There I was, young, taut, ego-driven, pumping my arms, churning my legs, just starting to dig into the reserve tank that made my kick the best part of my running game. I figured I’d pick off 10 to 12 spots over the last quarter mile. Sure, I’d finish maybe one hundred people back in a pack that numbered more than 600 runners, but they would be 12 others who would finish behind me. So one by one I started to pick them off.

From out of nowhere she came off my left shoulder, at first a blur, then as obvious as the Federal Building, which stood high above my right shoulder as I ran by, my pace picking up with each foot strike.

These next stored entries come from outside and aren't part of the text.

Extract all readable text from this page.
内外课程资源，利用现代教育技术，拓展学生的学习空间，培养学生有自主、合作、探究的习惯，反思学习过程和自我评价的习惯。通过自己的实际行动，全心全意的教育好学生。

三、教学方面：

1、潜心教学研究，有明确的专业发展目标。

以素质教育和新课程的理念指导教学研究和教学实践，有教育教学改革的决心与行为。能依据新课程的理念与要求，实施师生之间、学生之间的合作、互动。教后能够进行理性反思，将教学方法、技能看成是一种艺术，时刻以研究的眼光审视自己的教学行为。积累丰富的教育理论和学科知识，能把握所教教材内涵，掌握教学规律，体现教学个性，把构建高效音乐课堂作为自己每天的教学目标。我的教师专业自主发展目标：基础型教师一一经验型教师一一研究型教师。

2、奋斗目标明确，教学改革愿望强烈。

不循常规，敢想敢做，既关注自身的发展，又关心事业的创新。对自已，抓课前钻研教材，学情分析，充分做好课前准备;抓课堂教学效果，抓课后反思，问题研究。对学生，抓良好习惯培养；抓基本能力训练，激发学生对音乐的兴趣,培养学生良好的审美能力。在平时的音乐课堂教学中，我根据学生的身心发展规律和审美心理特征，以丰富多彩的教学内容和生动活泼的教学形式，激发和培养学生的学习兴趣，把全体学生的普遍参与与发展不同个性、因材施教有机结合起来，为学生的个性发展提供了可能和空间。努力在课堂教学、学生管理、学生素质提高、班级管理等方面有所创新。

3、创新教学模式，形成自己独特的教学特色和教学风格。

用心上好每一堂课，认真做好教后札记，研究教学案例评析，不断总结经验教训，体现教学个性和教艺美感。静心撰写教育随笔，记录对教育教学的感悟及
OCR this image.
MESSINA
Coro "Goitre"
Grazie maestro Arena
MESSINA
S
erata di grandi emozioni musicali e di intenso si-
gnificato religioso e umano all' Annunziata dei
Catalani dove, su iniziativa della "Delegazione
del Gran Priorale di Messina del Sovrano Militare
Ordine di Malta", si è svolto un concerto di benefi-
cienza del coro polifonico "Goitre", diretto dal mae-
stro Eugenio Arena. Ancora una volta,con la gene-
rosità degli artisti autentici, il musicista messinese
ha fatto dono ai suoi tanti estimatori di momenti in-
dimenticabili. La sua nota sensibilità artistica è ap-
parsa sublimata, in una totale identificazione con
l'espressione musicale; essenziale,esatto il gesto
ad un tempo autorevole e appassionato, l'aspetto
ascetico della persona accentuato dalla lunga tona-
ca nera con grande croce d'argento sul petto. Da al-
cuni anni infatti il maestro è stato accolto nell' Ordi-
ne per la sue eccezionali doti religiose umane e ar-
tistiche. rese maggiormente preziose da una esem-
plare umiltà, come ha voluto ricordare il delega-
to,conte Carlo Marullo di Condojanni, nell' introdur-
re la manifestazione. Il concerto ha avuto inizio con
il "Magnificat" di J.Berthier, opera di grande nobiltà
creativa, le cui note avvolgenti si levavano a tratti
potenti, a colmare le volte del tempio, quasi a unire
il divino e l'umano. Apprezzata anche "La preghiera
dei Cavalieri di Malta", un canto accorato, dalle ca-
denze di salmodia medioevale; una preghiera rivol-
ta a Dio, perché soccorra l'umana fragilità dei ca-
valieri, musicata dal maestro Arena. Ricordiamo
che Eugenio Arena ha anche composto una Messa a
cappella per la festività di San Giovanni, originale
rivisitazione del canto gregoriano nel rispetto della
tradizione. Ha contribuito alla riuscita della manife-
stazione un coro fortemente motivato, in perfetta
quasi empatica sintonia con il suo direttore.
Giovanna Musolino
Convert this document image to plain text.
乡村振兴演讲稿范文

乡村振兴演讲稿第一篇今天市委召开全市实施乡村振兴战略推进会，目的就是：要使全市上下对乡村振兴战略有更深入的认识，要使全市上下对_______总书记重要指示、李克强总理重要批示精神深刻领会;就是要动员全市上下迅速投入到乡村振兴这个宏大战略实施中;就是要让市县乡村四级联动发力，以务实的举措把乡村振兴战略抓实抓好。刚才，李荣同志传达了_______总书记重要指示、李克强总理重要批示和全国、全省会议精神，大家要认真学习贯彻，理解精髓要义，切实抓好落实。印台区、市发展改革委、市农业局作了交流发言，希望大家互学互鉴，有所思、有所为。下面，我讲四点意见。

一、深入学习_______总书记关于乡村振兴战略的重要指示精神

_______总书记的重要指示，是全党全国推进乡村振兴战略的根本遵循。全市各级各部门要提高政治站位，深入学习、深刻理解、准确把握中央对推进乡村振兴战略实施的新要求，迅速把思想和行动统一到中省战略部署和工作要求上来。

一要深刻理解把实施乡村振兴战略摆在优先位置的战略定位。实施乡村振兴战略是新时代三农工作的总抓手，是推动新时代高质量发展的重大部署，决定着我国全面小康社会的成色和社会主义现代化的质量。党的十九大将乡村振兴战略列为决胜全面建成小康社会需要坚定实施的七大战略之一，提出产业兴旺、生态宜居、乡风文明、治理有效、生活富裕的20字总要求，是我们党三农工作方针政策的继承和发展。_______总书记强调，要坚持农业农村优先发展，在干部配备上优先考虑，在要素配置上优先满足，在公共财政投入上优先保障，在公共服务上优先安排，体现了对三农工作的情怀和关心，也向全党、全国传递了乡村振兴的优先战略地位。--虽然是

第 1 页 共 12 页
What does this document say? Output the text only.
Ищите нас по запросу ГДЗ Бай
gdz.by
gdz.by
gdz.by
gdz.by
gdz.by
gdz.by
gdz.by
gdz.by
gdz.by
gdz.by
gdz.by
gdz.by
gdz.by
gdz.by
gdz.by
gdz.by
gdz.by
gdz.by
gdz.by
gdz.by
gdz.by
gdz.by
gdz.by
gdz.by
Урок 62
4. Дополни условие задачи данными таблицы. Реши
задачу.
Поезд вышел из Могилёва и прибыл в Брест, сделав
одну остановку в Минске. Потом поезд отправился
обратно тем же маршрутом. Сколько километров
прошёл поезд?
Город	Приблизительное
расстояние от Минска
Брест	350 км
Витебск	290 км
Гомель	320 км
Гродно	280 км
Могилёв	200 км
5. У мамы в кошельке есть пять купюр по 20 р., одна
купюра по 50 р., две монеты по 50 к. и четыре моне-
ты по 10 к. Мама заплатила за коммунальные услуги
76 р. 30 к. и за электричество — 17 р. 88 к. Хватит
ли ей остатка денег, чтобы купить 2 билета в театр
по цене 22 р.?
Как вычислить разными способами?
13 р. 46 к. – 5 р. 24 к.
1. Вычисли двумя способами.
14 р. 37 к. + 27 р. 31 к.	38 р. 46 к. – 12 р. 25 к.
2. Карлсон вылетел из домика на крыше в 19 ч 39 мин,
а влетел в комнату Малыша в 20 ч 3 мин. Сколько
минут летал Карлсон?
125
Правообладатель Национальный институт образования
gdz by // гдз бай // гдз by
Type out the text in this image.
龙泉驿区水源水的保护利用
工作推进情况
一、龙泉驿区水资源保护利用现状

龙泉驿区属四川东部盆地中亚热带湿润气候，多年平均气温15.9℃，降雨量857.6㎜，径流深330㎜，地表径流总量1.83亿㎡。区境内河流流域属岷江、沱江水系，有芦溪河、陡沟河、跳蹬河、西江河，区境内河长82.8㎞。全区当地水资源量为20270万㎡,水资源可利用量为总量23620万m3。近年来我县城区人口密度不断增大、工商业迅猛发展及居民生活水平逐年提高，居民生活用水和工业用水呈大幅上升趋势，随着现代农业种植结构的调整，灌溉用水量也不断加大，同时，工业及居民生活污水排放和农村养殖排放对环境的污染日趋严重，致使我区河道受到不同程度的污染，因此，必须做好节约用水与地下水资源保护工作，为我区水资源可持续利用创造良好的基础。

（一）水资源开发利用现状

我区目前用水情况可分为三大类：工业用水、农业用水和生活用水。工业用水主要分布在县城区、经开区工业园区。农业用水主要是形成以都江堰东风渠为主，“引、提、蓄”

Anybody who laced up a pair of running shoes in the State of Maine in the 1980s knew who Joan Benoit was. She was the best female runner the state has ever produced.

Two years later, in 1984, when she won the gold medal in the marathon at the Summer Olympics in Los Angeles, the whole world would know her name, as well.

I tried to go with her, tried to find that testosterone-driven pride that a woman would never beat me. But it was a vain attempt of machismo. It wasn’t happening. Greatness scoffs at the notion of being bested by a middle of the pack runner like me and Joan pulled away as she raced home and won the women’s championship in a time of 32 minutes, 43 seconds.

Needless to say, by the time Joan Benoit — who would later become Joan Benoit-Samuelson — built the bulk of her running resume there would never ever be any shame in losing to her. She won marathons. She set world records.

And on an Sunday afternoon in October she out-kicked me and left me in the dust and there was nothing I could do about it.

This ghost from my past comes back to me today because on Monday morning Joan competed in the Boston Marathon once again. It was race she won twice in her prime, over a course where she set a record that lasted 11 years.

This year, she finished 1,413th overall, 67th in the women’s field. Her time was listed as two hours, 54 minutes and three seconds.

She’s 57 years old.

As for me? I can sit at my desk for three hours, reliving the day Joan beat me in the Benjamin’s 10K Road Race. Without any doubt whatsoever, though, I admire her as much today as I did back then.

She is one of the greatest runners I’ve ever gotten to see run in my lifetime and the fact she’s still out there doing it gives even a shlub like me hope that tomorrow is just a few miles away.